The differences observed for CNS tumours merit some consideration. Hypothetically, the potential interference between the mechanisms of cell proliferation and cell death would seem to be more likely to occur in diseases affecting the same organ or system (e.g., the brain, the CNS). Therefore, development of a degenerative disease of the brain would be more compatible with a proliferative process affecting the lung or any other organ not associated with the nervous system. It should be noted that the genetic alterations known to cause cancer and degenerative diseases (causal mutations and risk genotypes) do not overlap. A review article by Richterová et al.67 lists over 60 genes involved in the pathogenesis of brain tumours, none of which coincide with any of the 30 genes currently known to be associated with AD.68 A single person may present genetic and environmental factors associated with degenerative diseases and cancer, and may therefore develop both. Neither our findings nor those of previous studies suggest that either type of disease precludes the other; rather, they show that the association between degenerative diseases and cancer is less frequent than the occurrence of these entities separately. This relative protection may be due to shared pathogenic mechanisms acting in opposite directions (Table 1).

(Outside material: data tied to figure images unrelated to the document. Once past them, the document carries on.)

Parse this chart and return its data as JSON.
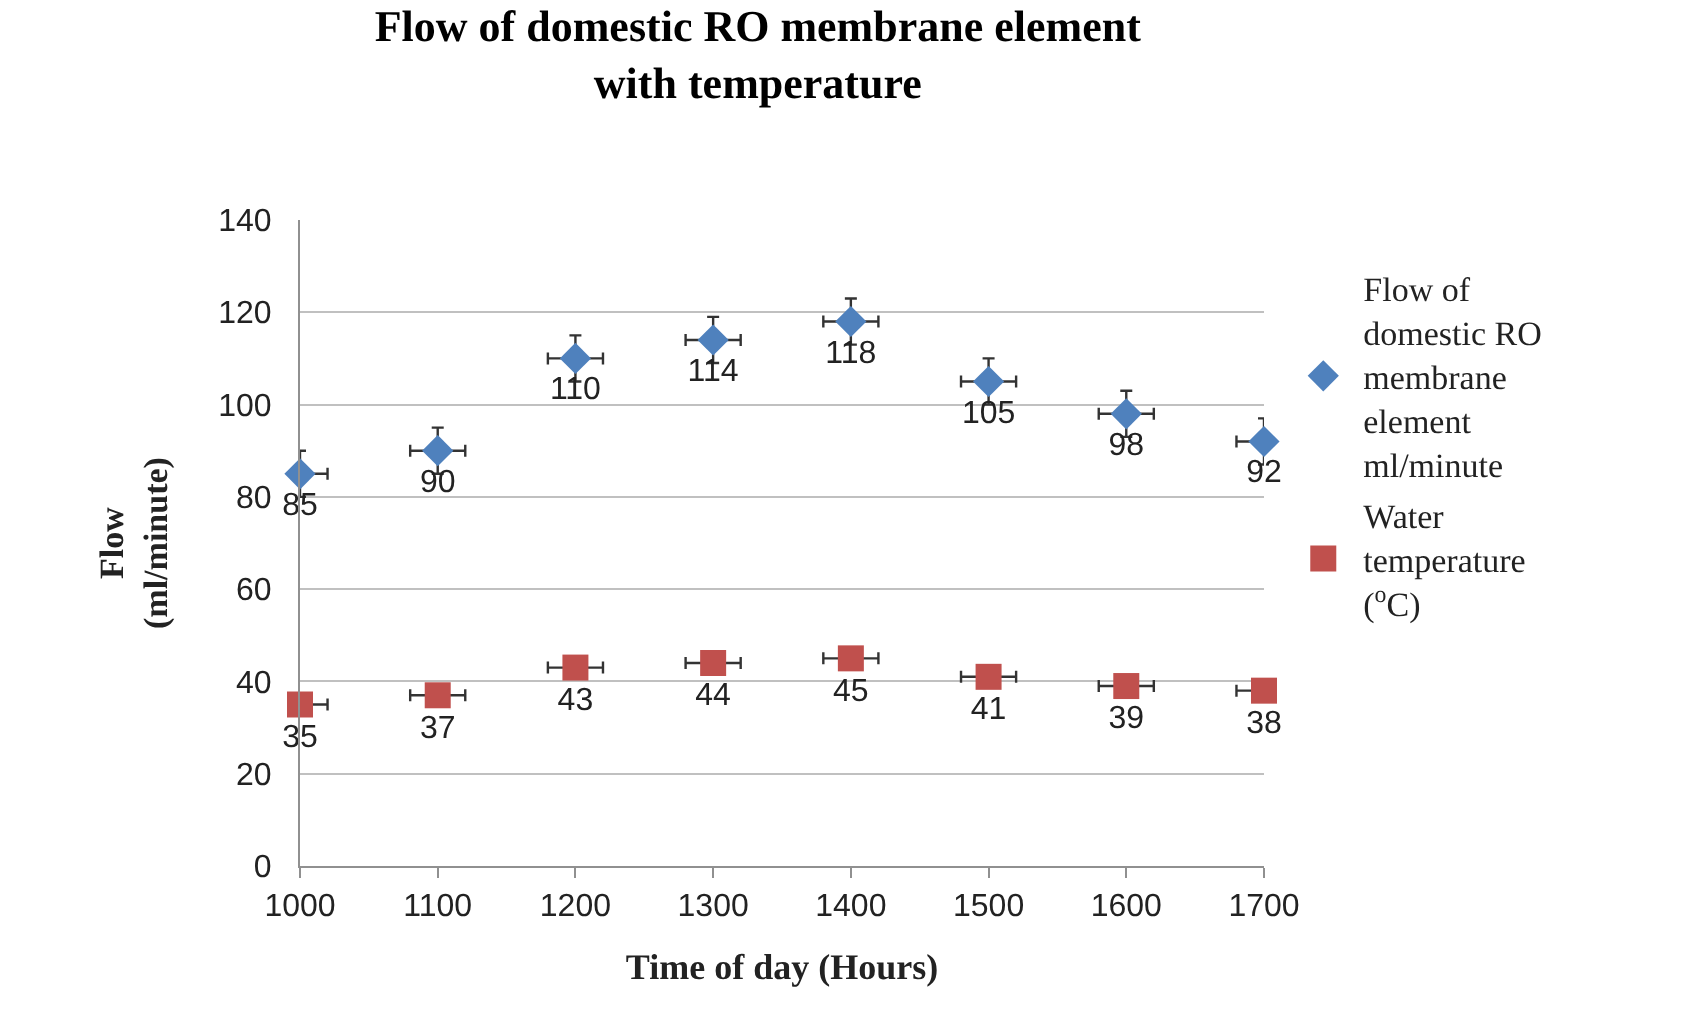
{
  "chart_data": {
    "type": "scatter",
    "title": "Flow of domestic RO membrane element with temperature",
    "xlabel": "Time of day (Hours)",
    "ylabel": "Flow (ml/minute)",
    "x": [
      1000,
      1100,
      1200,
      1300,
      1400,
      1500,
      1600,
      1700
    ],
    "series": [
      {
        "name": "Flow of domestic RO membrane element ml/minute",
        "color": "#4f81bd",
        "marker": "diamond",
        "values": [
          85,
          90,
          110,
          114,
          118,
          105,
          98,
          92
        ],
        "errors": [
          5,
          5,
          5,
          5,
          5,
          5,
          5,
          5
        ],
        "xerrors": [
          20,
          20,
          20,
          20,
          20,
          20,
          20,
          20
        ]
      },
      {
        "name": "Water temperature ($^{o}$C)",
        "color": "#c0504d",
        "marker": "square",
        "values": [
          35,
          37,
          43,
          44,
          45,
          41,
          39,
          38
        ],
        "xerrors": [
          20,
          20,
          20,
          20,
          20,
          20,
          20,
          20
        ]
      }
    ],
    "xlim": [
      1000,
      1700
    ],
    "xticks": [
      1000,
      1100,
      1200,
      1300,
      1400,
      1500,
      1600,
      1700
    ],
    "ylim": [
      0,
      140
    ],
    "yticks": [
      0,
      20,
      40,
      60,
      80,
      100,
      120,
      140
    ],
    "grid": "y",
    "legend": "right",
    "data_labels": true
  }
}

Subgroup analysis by type of tumour or degenerative disease finds less clear differences due to the smaller sample size. The small number of patients with polyglutamine diseases and the low frequency of some types of tumour may be responsible for their low prevalence at advanced ages. In any case, the small number of cases prevents us from determining whether there is a relationship of intense cross-protection between the 2 entities. Some highly frequent types of cancer, including lung, stomach, liver, and oesophageal cancer, may be underrepresented due to the high associated mortality rates.1 This means that a large percentage of patients with these tumours would die before reaching the risk age for developing dementia-related neurodegenerative diseases. We may hypothesise that if it were not for this increase in the mortality rate, the association observed in our study would be even less marked. To minimise this bias, all patients with tumours and long survival times should be followed up.

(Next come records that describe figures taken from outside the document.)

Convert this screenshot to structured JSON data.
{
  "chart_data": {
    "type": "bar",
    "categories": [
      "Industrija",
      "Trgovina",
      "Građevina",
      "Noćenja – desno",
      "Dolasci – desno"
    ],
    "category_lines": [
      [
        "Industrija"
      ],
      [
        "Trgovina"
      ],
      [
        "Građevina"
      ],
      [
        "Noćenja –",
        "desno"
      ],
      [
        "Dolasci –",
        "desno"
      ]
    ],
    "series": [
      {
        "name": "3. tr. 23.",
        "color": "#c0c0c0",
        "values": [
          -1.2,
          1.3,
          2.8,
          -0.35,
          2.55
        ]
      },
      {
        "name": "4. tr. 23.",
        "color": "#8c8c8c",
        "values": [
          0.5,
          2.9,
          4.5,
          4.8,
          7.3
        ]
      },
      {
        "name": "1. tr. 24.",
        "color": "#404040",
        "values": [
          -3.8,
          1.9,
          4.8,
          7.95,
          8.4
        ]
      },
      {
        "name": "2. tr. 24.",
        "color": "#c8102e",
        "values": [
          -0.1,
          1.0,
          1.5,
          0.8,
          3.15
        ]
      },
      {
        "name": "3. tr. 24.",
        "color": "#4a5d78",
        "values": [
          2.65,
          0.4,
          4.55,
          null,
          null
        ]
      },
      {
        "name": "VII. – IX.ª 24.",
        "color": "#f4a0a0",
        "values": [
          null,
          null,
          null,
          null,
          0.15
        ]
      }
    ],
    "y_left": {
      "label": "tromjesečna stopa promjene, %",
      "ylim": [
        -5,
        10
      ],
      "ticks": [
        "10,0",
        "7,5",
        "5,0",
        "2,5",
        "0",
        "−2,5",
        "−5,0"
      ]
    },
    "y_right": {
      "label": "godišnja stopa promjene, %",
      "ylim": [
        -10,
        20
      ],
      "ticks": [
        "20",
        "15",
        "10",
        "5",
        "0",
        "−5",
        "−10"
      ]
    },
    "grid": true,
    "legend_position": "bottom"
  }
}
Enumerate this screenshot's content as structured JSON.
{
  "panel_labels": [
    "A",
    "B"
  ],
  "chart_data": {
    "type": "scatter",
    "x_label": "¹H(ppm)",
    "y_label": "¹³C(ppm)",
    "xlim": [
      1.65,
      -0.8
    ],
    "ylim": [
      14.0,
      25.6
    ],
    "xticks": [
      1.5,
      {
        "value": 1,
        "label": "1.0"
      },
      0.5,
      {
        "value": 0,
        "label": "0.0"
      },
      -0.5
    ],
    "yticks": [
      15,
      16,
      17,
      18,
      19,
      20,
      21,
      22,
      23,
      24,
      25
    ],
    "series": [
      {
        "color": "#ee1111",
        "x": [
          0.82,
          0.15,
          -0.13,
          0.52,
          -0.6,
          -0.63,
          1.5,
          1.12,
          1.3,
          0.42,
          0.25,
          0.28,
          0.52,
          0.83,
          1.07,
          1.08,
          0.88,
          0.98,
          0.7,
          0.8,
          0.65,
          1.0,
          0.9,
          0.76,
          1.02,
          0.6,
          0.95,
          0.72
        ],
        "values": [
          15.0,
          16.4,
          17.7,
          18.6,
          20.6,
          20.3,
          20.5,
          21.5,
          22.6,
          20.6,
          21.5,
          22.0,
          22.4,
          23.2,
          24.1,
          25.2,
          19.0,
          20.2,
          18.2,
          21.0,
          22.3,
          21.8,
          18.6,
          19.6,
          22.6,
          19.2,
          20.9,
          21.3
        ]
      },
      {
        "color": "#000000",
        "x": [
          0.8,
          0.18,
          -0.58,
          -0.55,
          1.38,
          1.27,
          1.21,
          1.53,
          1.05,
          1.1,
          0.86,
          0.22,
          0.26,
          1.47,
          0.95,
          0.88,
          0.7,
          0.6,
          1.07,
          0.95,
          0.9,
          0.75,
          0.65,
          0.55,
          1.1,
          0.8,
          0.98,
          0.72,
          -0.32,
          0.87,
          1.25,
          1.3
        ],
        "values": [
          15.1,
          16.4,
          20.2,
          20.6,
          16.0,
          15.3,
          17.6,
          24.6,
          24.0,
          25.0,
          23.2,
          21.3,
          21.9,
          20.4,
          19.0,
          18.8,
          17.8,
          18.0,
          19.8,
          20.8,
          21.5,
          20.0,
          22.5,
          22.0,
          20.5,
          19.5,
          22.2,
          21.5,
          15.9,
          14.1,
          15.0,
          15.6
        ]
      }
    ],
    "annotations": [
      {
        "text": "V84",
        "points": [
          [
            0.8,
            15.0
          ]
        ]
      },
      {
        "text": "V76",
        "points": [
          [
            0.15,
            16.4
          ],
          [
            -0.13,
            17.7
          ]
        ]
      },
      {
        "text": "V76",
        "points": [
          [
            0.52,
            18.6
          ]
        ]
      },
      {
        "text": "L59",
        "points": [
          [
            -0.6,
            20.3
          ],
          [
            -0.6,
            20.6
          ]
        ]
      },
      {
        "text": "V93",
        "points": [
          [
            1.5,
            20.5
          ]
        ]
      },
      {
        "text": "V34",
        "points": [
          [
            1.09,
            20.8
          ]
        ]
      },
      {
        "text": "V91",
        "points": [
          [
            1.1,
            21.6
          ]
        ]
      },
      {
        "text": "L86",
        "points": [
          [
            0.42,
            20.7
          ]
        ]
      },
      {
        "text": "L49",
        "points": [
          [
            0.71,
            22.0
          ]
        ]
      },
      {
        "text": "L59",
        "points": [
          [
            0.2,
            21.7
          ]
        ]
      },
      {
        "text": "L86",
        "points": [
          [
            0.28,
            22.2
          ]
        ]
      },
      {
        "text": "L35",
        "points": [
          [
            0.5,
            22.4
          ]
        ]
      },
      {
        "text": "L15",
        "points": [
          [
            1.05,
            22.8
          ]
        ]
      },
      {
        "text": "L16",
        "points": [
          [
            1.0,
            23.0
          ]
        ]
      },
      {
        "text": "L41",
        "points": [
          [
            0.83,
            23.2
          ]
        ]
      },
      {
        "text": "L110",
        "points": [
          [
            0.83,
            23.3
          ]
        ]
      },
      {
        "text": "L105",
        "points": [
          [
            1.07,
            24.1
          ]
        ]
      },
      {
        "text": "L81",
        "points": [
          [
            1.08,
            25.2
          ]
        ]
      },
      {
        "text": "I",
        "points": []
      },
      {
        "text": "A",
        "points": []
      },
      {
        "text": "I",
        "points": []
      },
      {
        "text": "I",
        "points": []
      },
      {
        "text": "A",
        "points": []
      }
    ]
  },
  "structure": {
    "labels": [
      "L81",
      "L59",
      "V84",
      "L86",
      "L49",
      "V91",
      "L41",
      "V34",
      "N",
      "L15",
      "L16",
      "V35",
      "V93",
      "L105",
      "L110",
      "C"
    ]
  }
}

The same is true of patients with degenerative diseases, which are associated with increased mortality rates (1.4 to 2.7 times higher).69,70 This means that the incidence of tumours associated with advanced age (which would develop later in life) will be lower in these patients than in individuals of the same age but without degenerative diseases.

According to the literature and to our own results, neurodegenerative diseases and cancer are not mutually exclusive, although the rate of co-occurrence is lower than expected considering the prevalence of each type of disease separately. This phenomenon is therefore of little use in clinical practice, since the presence of one of these diseases does not rule out the other when the patient shows compatible signs or symptoms. However, the low incidence of the combination of both types of disease points to the involvement of biases associated with the high mortality rates of both types of diseases, as well as common pathogenic mechanisms acting in opposite directions. Our findings underscore the importance of exploring treatments targeting these mechanisms, as these studies have greater translational value, and may result in the development of drugs capable of treating the 2 types of diseases with the highest mortality and disability rates worldwide.

This study has not been presented at any scientific conference or received funding from any institution.

The authors have no conflicts of interest to declare.